The theft triggered alerts in six Mexican states and Mexico City, as well as international notifications to the US and the International Atomic Energy Agency in Vienna. It raised concerns that the material could have been stolen to make a dirty bomb, a conventional explosive that disseminates radioactive material.
The atomic energy agency said the cobalt has an activity of 3,000 curies, or Category 1, meaning "it would probably be fatal to be close to this amount of unshielded radioactive material for a period in the range of a few minutes to an hour".
But Mexican authorities said the thieves seemed to have targeted the lorry, which has a moveable platform and crane, and probably did not know about the dangerous cargo.

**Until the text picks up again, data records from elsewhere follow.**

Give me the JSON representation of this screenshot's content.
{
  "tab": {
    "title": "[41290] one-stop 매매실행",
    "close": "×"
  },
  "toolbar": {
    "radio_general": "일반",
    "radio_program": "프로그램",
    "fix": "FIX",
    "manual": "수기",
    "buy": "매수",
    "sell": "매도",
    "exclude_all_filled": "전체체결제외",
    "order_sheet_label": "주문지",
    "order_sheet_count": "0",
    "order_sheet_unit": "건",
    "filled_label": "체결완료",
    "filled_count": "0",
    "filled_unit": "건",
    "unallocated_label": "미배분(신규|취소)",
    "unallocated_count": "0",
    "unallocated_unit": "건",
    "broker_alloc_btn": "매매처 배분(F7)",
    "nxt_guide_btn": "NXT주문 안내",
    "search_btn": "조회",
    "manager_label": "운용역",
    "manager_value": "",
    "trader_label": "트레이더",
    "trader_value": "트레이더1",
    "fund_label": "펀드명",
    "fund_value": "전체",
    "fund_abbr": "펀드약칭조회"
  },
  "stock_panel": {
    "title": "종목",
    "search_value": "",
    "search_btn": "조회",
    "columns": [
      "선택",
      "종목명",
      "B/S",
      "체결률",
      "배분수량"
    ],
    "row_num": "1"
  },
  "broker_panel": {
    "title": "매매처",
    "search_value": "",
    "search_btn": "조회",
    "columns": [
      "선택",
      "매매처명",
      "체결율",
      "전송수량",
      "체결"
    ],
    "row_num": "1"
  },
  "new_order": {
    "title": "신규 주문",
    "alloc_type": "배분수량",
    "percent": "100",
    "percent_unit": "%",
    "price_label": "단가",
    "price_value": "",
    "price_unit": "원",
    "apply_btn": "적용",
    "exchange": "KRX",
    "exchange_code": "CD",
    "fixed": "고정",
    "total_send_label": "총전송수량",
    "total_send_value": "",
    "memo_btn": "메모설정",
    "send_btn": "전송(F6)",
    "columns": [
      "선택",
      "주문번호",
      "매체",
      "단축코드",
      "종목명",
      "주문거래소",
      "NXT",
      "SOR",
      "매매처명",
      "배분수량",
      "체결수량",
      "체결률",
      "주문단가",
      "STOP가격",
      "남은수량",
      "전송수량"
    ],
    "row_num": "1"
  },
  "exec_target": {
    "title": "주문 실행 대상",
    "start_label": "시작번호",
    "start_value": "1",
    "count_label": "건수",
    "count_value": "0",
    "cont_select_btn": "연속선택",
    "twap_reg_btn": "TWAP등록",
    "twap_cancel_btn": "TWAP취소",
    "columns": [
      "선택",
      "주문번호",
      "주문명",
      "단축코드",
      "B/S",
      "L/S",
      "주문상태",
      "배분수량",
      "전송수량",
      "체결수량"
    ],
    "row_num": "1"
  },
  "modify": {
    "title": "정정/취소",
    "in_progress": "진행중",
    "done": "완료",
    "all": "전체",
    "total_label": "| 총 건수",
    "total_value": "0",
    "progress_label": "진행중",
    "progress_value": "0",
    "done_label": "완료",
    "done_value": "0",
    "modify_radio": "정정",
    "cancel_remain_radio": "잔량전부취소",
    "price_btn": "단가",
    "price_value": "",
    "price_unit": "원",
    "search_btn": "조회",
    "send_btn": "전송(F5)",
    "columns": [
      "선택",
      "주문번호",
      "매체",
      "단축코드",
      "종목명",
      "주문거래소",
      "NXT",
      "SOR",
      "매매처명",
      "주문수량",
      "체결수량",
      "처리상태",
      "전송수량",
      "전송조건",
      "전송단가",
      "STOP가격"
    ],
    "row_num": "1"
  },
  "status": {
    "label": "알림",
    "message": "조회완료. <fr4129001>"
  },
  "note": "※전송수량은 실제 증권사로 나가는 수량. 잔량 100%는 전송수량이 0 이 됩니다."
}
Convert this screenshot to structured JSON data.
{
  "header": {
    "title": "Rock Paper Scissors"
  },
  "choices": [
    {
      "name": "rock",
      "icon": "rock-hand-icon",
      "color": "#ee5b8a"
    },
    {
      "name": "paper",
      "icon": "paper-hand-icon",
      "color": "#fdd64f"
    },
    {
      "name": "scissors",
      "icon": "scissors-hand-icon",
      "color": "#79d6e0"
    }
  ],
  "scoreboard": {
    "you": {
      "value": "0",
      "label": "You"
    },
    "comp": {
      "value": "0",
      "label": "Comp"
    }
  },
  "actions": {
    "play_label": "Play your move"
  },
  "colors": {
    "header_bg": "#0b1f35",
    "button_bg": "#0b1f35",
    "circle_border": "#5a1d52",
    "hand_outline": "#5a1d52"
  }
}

The lorry driver stopped to rest at a petrol station when two armed men made him get out, tied his hands and feet and left him nearby. The lorry was found abandoned on Wednesday about 24 miles from where it was stolen, and the container for the radioactive material was found opened.
The cobalt-60 pellets were left about half a mile from the truck in an empty rural field, where authorities said they were a risk only to those who had handled them and not to anyone in Hueypoxtla, the closest town of about 4,000 people. There was no evacuation.
The pellets were from a hospital in the northern city of Tijuana and was being transported to nuclear waste dump in the state of Mexico, which borders Mexico City.
Authorities maintained a 500-yard cordon around the site where the cobalt-60 still remains in the state of Mexico and were continuing to extract it safely, said Juan Eibenschutz, director general of Mexico's National Commission of Nuclear Safety and Safeguards.
"It's quite an operation and it is in the process of being planned," he said. "It's highly radioactive, so you cannot just go over and pick it up. It's going to take a while to pick it up."